A rockin' Greg Grunberg! Photo courtesy of and copyright of The Lippin Group.
"It's a romantic comedy that takes place in a sexaholic recovery group, and I play this guy who belongs in this group, but is the best friend of a guy who wanders into the group. My character's friend follows a girl who he finds attractive into the back room of a church and, all of a sudden, he's in the middle of this group being led by Henry Winkler, who's standing there saying, 'I'm addicted to sex.' The film really turned out well and we're currently working out a distribution deal. I cannot wait for it to get out there because the title alone should intrigue people enough to want to see it, but the movie really does deliver.
"I also did Kill Speed, which is another independent movie but it was financed by a group of fighter pilots, so we got to use all their jets as well as received cooperation from the FAA [Federal Aviation Administration] and airports. We also got military cooperation, which you normally can't get. It's the first film since Top Gun that actually has practical filming of air-to-air combat. The shots in the movie are unbelievable and they're all real, like planes screaming between buildings in downtown Los Angeles, and a jet fighter following one of the these fiberglass planes that are used to transport drugs.
"I play a government agent who's calling the shots from underground and trying to get these drug runners. So for me it was coming in for two or three intense days of shooting where I was looking at monitors and yelling, 'Come on, get 'em! Get 'em!' It was more like a callback to my Alias days than anything else, but I had a really fun time doing the movie and I think people are going to enjoy it.
"I've also got this iPhone application out there that's been exploding and doing really well. It's called Yowza!! and the website for it is getyowza.com.
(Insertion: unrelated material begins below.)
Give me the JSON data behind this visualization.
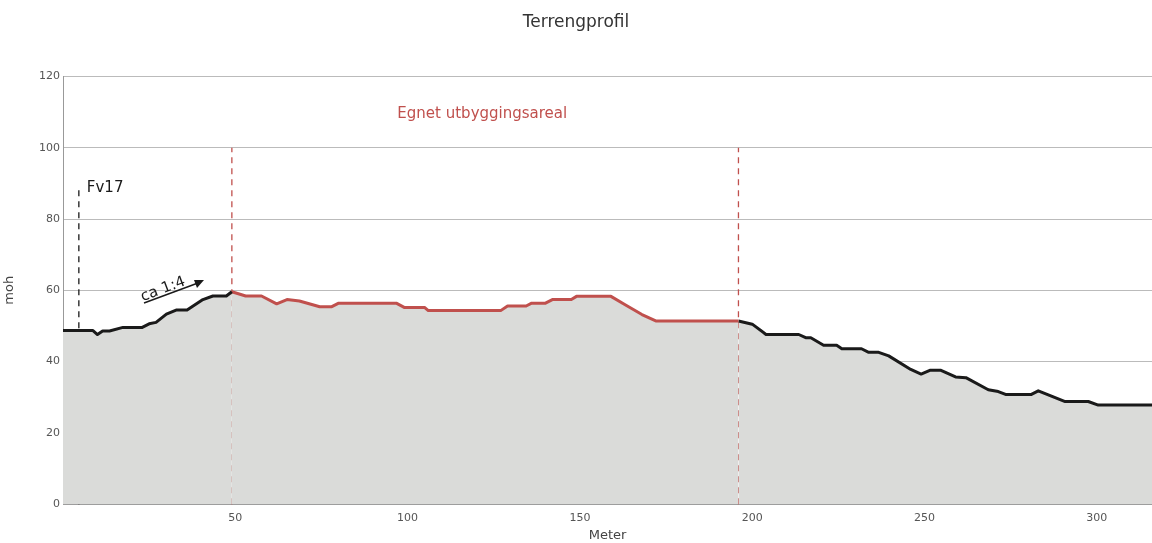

It's a free application, and you just press Yowza!! on your iPhone, iPod Touch, Palm Pre, Android, Blackberry, etc., and it knows your location and brings up all the stores, restaurants and businesses around you along with all their coupons and deals. So you never have to clip coupons again or look for the best deal by walking the mall. When you're in a mall, press Yowza!! and it'll show you, closest to farthest away, where the best deals are."
Husband, dad, talented actor and all-around nice guy, Greg Grunberg. Photo courtesy of and copyright of The Lippin Group.
While there has been no official announcement yet whether or not Heroes will return for a fifth year, Grunberg remains optimistic. "I definitely think we're going to get the opportunity to properly end the series in one year, two years, whatever it may be," he says. "A show like this is successful all over the world and on DVD, and in today's TV business you've got to have that. If a program isn't a hit around the world or if it doesn't take advantage of ancillary markets out there, then it's not going to survive.
"When the time does come, I hope the characters can all band together - those who are still standing - and have some satisfaction that they're doing the right thing. Ultimately, that's what everyone wants to do, even the characters who do something bad. I mean, Ali Larter's character [Niki/Jessica Sanders/Tracy Strauss] feels terrible when she does something bad, but she can't help herself. So I hope we can all see that ultimate redemption - no pun intended. It's a tall order to wrap it all up, but we'll see how they [the producers/writers] do it. Like I said, though, hopefully it'll be a couple of seasons from now."